The political posturing is aimed at the February 13 French Polynesia Assembly elections to be held for 37 Windward Island seats representing the islands of Tahiti and Moorea. The 20 remaining seats representing the rest of French Polynesia are not involved.

"I’m launching a message to all these (center) political parties, telling them that it’s not worth while for each one to present its side, but that it would be better to unite and present a joint list (of candidates) that is coherent," Sylvain said. Trying to divide and conquer is the game played by the two big parties, he said, referring to Flosse’s party and Temaru’s coalition.

So far, however, Sylvain’s new party has not convinced the center parties to join his proposed federation. Nicole Bouteau, leader of a pro-autonomy party, rejected the offer and Schyle has yet to answer Sylvain’s message. Both Bouteau and Schyle helped Temaru form a coalition government with a one-vote majority in the French Polynesia Assembly last June. But Flosse forced a vote of no confidence, toppling the Temaru government and returning as government president last October.

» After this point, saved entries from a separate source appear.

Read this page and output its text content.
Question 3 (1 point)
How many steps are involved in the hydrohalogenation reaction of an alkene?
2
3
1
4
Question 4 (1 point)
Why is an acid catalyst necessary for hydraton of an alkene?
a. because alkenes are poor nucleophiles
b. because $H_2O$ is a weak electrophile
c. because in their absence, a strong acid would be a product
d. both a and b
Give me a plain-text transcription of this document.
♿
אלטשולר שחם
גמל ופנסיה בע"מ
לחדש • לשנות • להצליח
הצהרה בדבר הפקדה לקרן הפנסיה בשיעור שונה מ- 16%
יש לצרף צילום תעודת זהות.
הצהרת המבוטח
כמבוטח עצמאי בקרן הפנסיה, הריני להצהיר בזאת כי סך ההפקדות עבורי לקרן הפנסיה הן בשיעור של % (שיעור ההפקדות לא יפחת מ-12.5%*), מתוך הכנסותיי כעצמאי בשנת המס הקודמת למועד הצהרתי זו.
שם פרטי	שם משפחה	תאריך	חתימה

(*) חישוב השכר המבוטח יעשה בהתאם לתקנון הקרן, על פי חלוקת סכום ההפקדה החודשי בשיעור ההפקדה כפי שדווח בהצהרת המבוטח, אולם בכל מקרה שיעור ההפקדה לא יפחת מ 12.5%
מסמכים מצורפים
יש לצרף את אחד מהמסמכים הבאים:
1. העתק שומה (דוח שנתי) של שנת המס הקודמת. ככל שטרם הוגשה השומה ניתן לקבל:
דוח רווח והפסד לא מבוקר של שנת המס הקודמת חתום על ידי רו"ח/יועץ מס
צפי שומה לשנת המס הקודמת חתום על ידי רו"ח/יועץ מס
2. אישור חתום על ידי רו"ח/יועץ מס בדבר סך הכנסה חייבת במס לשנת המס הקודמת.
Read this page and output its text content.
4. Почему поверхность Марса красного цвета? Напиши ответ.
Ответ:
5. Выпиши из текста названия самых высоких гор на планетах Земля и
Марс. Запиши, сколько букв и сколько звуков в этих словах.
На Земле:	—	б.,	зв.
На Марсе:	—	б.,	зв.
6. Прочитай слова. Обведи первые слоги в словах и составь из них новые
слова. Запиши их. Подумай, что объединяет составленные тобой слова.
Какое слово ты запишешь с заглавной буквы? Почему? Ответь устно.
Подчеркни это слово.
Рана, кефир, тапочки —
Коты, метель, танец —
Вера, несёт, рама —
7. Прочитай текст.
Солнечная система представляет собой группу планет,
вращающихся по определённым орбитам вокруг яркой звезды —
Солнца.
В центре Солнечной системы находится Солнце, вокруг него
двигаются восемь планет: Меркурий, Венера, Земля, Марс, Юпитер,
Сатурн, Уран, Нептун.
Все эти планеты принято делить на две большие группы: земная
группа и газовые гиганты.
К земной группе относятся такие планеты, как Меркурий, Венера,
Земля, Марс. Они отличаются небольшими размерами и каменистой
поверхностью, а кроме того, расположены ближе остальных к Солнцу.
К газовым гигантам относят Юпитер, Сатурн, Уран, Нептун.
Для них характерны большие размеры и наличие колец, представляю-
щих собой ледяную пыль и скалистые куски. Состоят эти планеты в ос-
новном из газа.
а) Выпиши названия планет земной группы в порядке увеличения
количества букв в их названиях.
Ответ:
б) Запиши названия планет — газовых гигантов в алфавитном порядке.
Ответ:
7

The only center party that has expressed any interest in Sylvain’s effort is that of Antonio Perez, another former member of Schyle’s party. But Perez has proposed that Sylvain’s party join his party.

Thus, it appears that instead of forming a federation of center parties, Sylvain’s new party may be destined to simply divide Tahiti’s political center up into even smaller pieces.

Sylvain calls the center group the "third way", noting that there are presently five potential lists of "third way" candidates for the February 13 Windward Islands elections. "It’s already divided," he said of the political scene. "Therefore, whether we are divided into five or six, the results will be almost the same. In any case, it’s better for us to exist today," he said.

If Sylvain’s party successfully files a list of candidates for the February 13 election, it will then have to come up with a program that would probably be strongly influenced by the Schyle party that Sylvain helped to form with Boris Léontieff, who disappeared in May 2002 in a small airplane while campaigning in the outer islands. His body was never found.

"I created the (party’s) program with Jean-Pascal Couraud and Boris Léontieff," Sylvain said. "The ideology is the same. We’re defending the same values." Couraud mysteriously disappeared in December 1997 and is believed to be dead, although his body has never been found.